One final example: as a UX designer, you shouldn’t need to know anything about distributed algorithms. It’s the implementer’s job to make sure that data is moved around and replicated in an appropriate way. But notions of consistency and asynchrony are another matter: if your programmers insist that eventual consistency is good enough, you’ll need to be able to figure out the impact on users.
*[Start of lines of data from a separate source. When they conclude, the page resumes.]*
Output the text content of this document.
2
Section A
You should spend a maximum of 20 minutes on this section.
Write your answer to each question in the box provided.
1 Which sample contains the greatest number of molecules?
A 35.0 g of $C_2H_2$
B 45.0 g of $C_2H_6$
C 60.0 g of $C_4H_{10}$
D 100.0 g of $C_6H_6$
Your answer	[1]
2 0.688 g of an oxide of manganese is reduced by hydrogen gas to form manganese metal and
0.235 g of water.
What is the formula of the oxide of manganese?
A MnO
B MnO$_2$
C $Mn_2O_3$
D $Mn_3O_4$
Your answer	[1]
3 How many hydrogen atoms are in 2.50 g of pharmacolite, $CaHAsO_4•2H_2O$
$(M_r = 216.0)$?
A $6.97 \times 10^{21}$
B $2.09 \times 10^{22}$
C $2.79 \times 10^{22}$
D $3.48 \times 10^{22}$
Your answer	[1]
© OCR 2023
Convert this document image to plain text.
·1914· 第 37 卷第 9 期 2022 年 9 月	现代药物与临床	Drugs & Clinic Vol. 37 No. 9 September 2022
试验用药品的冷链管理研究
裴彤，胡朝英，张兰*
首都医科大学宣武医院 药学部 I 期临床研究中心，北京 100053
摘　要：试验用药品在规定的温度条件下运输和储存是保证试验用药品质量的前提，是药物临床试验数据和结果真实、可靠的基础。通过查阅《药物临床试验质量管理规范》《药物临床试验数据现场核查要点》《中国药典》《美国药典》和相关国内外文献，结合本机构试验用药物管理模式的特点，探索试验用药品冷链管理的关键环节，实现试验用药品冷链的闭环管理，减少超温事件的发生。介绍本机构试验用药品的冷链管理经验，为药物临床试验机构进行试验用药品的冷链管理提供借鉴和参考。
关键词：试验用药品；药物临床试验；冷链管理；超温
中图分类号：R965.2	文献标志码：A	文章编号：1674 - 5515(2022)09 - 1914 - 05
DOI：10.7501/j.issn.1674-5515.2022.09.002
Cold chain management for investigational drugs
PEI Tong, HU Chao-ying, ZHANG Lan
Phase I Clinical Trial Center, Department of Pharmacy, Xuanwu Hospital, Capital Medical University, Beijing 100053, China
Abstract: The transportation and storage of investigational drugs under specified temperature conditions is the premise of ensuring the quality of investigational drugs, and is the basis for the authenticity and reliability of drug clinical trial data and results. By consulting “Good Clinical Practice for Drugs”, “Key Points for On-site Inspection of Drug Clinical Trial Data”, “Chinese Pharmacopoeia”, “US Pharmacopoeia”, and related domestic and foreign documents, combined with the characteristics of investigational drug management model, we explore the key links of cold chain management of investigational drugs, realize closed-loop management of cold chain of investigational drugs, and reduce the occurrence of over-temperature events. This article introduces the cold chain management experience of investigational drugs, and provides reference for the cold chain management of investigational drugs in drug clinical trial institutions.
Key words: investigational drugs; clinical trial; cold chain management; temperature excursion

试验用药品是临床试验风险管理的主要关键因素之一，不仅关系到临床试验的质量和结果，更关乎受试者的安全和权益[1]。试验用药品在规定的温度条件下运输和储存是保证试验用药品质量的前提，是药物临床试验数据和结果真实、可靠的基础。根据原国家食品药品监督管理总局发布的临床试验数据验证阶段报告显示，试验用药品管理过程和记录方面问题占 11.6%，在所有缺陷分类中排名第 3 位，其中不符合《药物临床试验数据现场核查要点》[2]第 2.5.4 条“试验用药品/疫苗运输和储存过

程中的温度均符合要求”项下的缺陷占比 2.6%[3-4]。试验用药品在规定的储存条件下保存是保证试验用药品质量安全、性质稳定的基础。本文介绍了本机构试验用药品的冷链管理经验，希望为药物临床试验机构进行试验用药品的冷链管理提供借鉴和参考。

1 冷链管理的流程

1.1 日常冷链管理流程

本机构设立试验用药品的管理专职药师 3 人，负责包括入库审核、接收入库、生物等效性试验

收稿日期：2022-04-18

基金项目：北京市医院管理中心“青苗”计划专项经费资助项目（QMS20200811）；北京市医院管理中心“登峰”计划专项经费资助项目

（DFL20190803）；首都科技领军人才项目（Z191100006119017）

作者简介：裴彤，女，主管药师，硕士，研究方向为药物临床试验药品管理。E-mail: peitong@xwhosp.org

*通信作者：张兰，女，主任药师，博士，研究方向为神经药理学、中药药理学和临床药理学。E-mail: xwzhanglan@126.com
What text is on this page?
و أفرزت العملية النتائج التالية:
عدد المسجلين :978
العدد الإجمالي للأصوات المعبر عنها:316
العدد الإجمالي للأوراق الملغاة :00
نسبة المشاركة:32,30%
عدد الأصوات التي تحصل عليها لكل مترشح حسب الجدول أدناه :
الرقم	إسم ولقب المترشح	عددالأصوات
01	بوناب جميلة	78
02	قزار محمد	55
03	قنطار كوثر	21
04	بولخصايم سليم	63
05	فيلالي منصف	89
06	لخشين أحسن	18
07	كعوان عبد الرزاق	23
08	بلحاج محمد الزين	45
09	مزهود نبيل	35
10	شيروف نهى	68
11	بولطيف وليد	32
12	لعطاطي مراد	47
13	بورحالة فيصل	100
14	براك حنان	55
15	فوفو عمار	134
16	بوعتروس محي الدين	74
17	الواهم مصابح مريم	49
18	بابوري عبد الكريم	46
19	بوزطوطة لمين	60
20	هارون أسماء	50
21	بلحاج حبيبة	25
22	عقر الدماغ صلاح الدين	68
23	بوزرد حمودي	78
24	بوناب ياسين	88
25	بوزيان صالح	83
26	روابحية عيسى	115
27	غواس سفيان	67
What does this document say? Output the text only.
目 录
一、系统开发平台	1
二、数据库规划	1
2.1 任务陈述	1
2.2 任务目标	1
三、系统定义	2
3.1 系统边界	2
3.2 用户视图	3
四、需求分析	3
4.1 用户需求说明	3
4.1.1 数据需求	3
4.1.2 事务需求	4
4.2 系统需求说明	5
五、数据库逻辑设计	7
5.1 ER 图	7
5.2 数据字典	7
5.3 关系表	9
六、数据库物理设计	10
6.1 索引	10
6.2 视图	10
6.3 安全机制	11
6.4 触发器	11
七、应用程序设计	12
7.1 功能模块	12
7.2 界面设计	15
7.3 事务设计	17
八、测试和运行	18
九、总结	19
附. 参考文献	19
Where to start? A new educational strategy
How then can we break down the UX design siloes and create designers with the right combination of skills?
Within companies today, UX designers, product managers and programmers can work more closely together. UX designers can expand their training in software concepts; and product managers and programmers can learn more about social, psychological and ethical factors. Of course the very best practitioners are already crossing these artificial boundaries.
The future will be impacted most, I believe, by a new kind of software design education, in which students are taught how to work at Kapor’s interface between human and machine: combining the technical aspects of software with an appreciation of human needs and purposes.
A new software design class
These are the principles that have guided the development of a new class that I’m teaching with Arvind Satyanarayan at MIT. In Software Studio (6.1040*), we teach students how to think about software design through the lenses of concept design and value-sensitive design.
In our class, students learn (and practice!) a collection of standard user-centered design techniques, including needfinding, brainstorming, sketching and wire framing, paper prototypes, user testing and heuristic evaluation of UIs. But they also learn how to formulate and analyze designs precisely in terms of concepts, and how to explore the social and ethical impacts of their work.
These ideas are not taught in the abstract, but through concrete examples. Students apply them first in weekly individual assignments (in which they design and built Fritter, a Twitter clone that addresses design problems they identify in Twitter itself), and then in a major team project, in which they build an app of their own choosing.
It remains to be seen how successful this will be, but the evidence of growing enrollment is encouraging. The class began as a combination of a traditional programming class (in which we taught functional programming in JavaScript, Node.js, etc.) and a design class. Over time, we’ve increased the design component and reduced the programming component—aided by the adoption of TypeScript as the language of our prerequisite programming class.
We were initially concerned that this move towards design would damage the appeal of the class. But in fact the opposite has been true, and the class has grown dramatically from year to year. This fall we will have our largest enrollment ever, and we’re excited to see how it will go. MIT students, it seems, aren’t only interested in learning how to hack code for that summer job. They want to design software that will change the world, and to do that, they realize that paying some attention to the world matters too.
* Our class number was previously 6.170. How the number changed, and how we ended up with 5 digits, is itself an interesting story in conceptual design.